My housemate's mother passed away in July 2014 and my housemate is acting as the estate's personal representative. This post is inspired by her experience.

So my housemate went to do her taxes this April and discovered too late that she had mis-understood some of the instructions about dealing with her mom's estate and paying the taxes. Here are the key things she learned at the last minute that never would have occurred to me:

  • Even if probate has not been closed, the personal representative must give a report to the beneficiaries so they can include that information in their taxes. The important point is that if an estate/probate is open across the end of a year, there are still tax reporting requirements and they may have an earlier deadline (like Jan 30th). 
  • The form for reporting the decedent's taxes has a number very similar to the usual 1040 (I think she said it is a 1041). It can be very easy to mis-read that in the information the IRS sends you and think that you will be dealing with a very similar/standard form that most tax paying adults are used to. However, it is apparently very different and not something to attempt on April 14th. 

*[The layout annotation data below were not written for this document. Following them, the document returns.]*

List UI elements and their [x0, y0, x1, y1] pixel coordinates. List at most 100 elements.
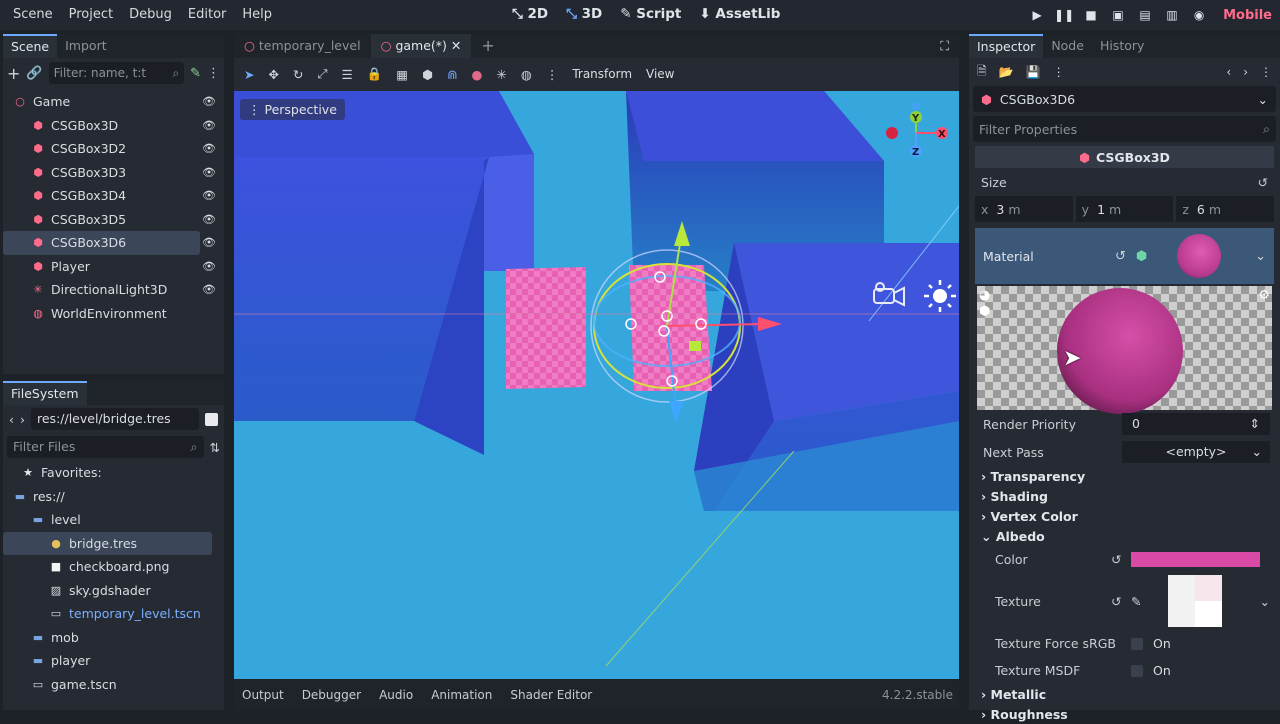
file-item-temporary-level-tscn[interactable]: ▭ temporary_level.tscn — [3, 602, 224, 626]
file-item-mob[interactable]: ▬ mob — [3, 626, 224, 650]
more-icon[interactable]: ⋮ — [1053, 65, 1065, 79]
shape-toggle-icon[interactable]: ⬢ — [979, 304, 990, 319]
save-resource-icon[interactable]: 💾 — [1026, 65, 1041, 79]
scale-tool-icon[interactable]: ⤢ — [317, 66, 327, 82]
tab-game[interactable]: ○ game(*) ✕ — [370, 34, 472, 58]
history-back-icon[interactable]: ‹ — [1226, 65, 1231, 79]
play-custom-icon[interactable]: ▥ — [1165, 8, 1179, 22]
albedo-texture-thumb[interactable] — [1168, 575, 1222, 627]
tab-audio[interactable]: Audio — [379, 688, 413, 702]
scene-node-csgbox3d2[interactable]: ⬢ CSGBox3D2 👁 — [3, 137, 224, 161]
scene-node-worldenvironment[interactable]: ◍ WorldEnvironment — [3, 302, 224, 326]
tab-temporary-level[interactable]: ○ temporary_level — [234, 34, 371, 58]
fullscreen-icon[interactable]: ⛶ — [930, 34, 959, 58]
tab-output[interactable]: Output — [242, 688, 284, 702]
visibility-eye-icon[interactable]: 👁 — [202, 283, 216, 296]
section-vertex-color[interactable]: › Vertex Color — [969, 506, 1280, 526]
new-resource-icon[interactable]: 🗎 — [977, 62, 987, 83]
preview-settings-icon[interactable]: ⚙ — [1258, 288, 1270, 303]
add-node-icon[interactable]: + — [7, 64, 20, 83]
mode-2d-button[interactable]: ⤡ 2D — [512, 0, 548, 28]
file-item-res-[interactable]: ▬ res:// — [3, 485, 224, 509]
move-tool-icon[interactable]: ✥ — [268, 67, 278, 82]
script-icon[interactable]: ✎ — [190, 66, 201, 81]
movie-maker-icon[interactable]: ◉ — [1192, 8, 1206, 22]
scene-node-player[interactable]: ⬢ Player 👁 — [3, 255, 224, 279]
visibility-eye-icon[interactable]: 👁 — [202, 119, 216, 132]
scene-node-csgbox3d5[interactable]: ⬢ CSGBox3D5 👁 — [3, 208, 224, 232]
section-metallic[interactable]: › Metallic — [969, 684, 1280, 704]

  • Even if the person did not leave a large estate you want to make sure all of the tax forms get filled out on time and get to the heirs on schedule. See above, deadlines may come earlier in the year than you are used to. 
Per my housemate: learn from her and if you ever have to act as a personal representative do not put off finding out what the tax reporting requirements are-- there maybe deadlines that are much earlier than the normal April 15th that we (in the US) are all used to.